Mieszkańców ta niecodzienna sytuacja zaskoczyła zarówno w domu jak i poza nim. Jedni musieli opuścić swoje mieszkanie, drudzy nie mogli do nich wrócić. O czym pamiętali mieszkańcy opuszczając mieszkania?
– Ja tu przyjechałam z działki, po prostu patrzę, a to wszystkich ewakuują. – Mówi pani Maria, mieszkanka jednego z objętych akcją bloków.
Na pytanie czy był element paniki odpowiada pani Stanisława: – jak policja przyszła nas powiadomić, że musimy się ewakuować to na pewno trochę paniki było. Bo i ludzie na wózkach inwalidzkich. Wszyscy musieli bloki opuścić. – mówi pani Stanisława.
– Ja niczego nie zabierałam z domu, wzięłam męża pieska i po prostu wyszłam. Oszczędności są nieważne, ważne jest ludzkie życie. – Dodaje pani Stanisława.
– Ale mój mąż z dążył jeszcze zabrać pieniądze. – śmieje się pani Maria.
– Tyle to jest osób, wszyscy praktycznie są tutaj wokół. – Mówi Łukasz.
Jego kolega Krystian martwi się, że nie nauczy się na jutro do szkoły. Mówi, że jak powie o bombie to nauczyciele będą się śmiać. Jednak także i tu tematy rozmów dotyczyły głównie samego niewybuchu.

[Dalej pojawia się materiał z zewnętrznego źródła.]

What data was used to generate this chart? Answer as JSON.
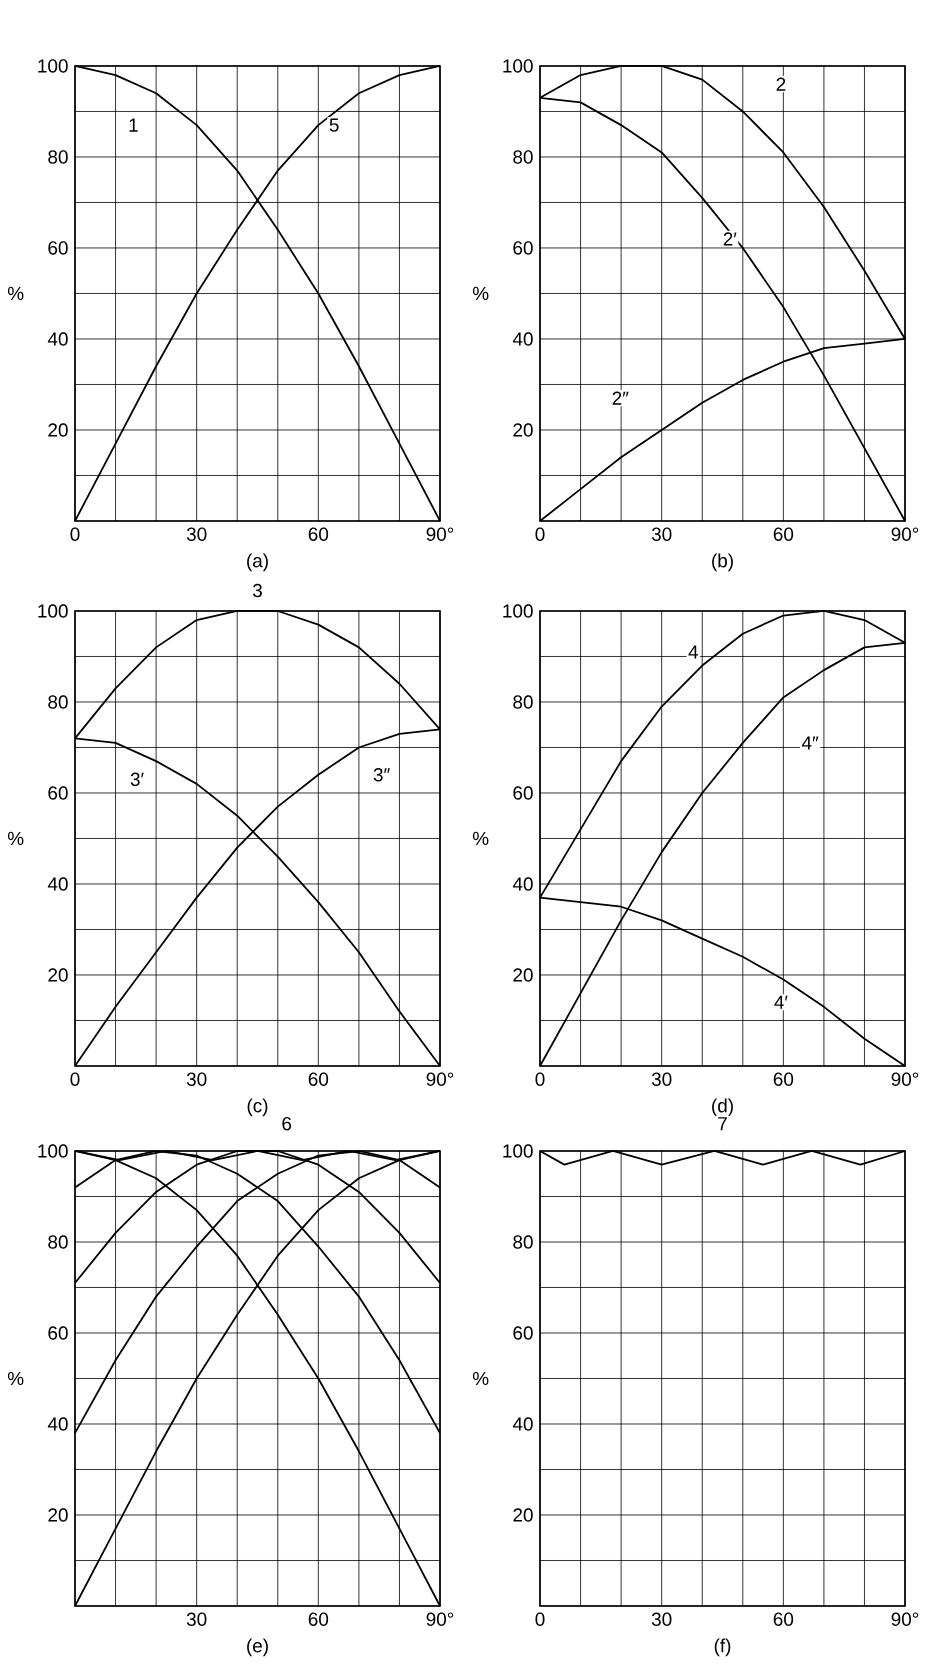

Zastępca komendanta straży pożarnej następnego dnia podsumował dla nas cała akcję.
– Sytuacja była rozwojowa, początkowo teren obejmował około 250 m od miejsca znalezienia tej bomby. Ostatecznie to było około 400 m i teren obejmował powierzchnię około 10,5 ha pomiędzy ulicami Łąkową, Franciszkańską, Grodkowską i Aleją Wojska Polskiego. Ten sektor osiedla był w całości ewakuowany potem, dokładnie przeszukiwany, żeby przypadkiem ktoś tam nie został. Dopiero wtedy saperzy przystąpili do swoich działań. Działania służb trwały łącznie 4 godziny. Pierwsze zgłoszenie mieliśmy przed godziną siedemnastą o dwudziestej pierwszej już wszyscy strażacy byli w bazie. – Poinformował zastępca komendanta straży pożarnej i rzecznik prasowy Paweł Gotkowski.
Jak widać mino upływu 70 lat w ziemi w dalszym ciągu zalega sporo niewybuchów. Do niebezpiecznych znalezisk dochodzi także w miejscach, które były już wielokrotnie przekopywanie, tak jak w tym przypadku. Mimo, że teren ten był w latach 80 tych miejscem rozległej budowy w dalszym ciągu dochodzi do odnajdywania niewybuchów w bezpośredniej bliskość ludzkich siedlisk.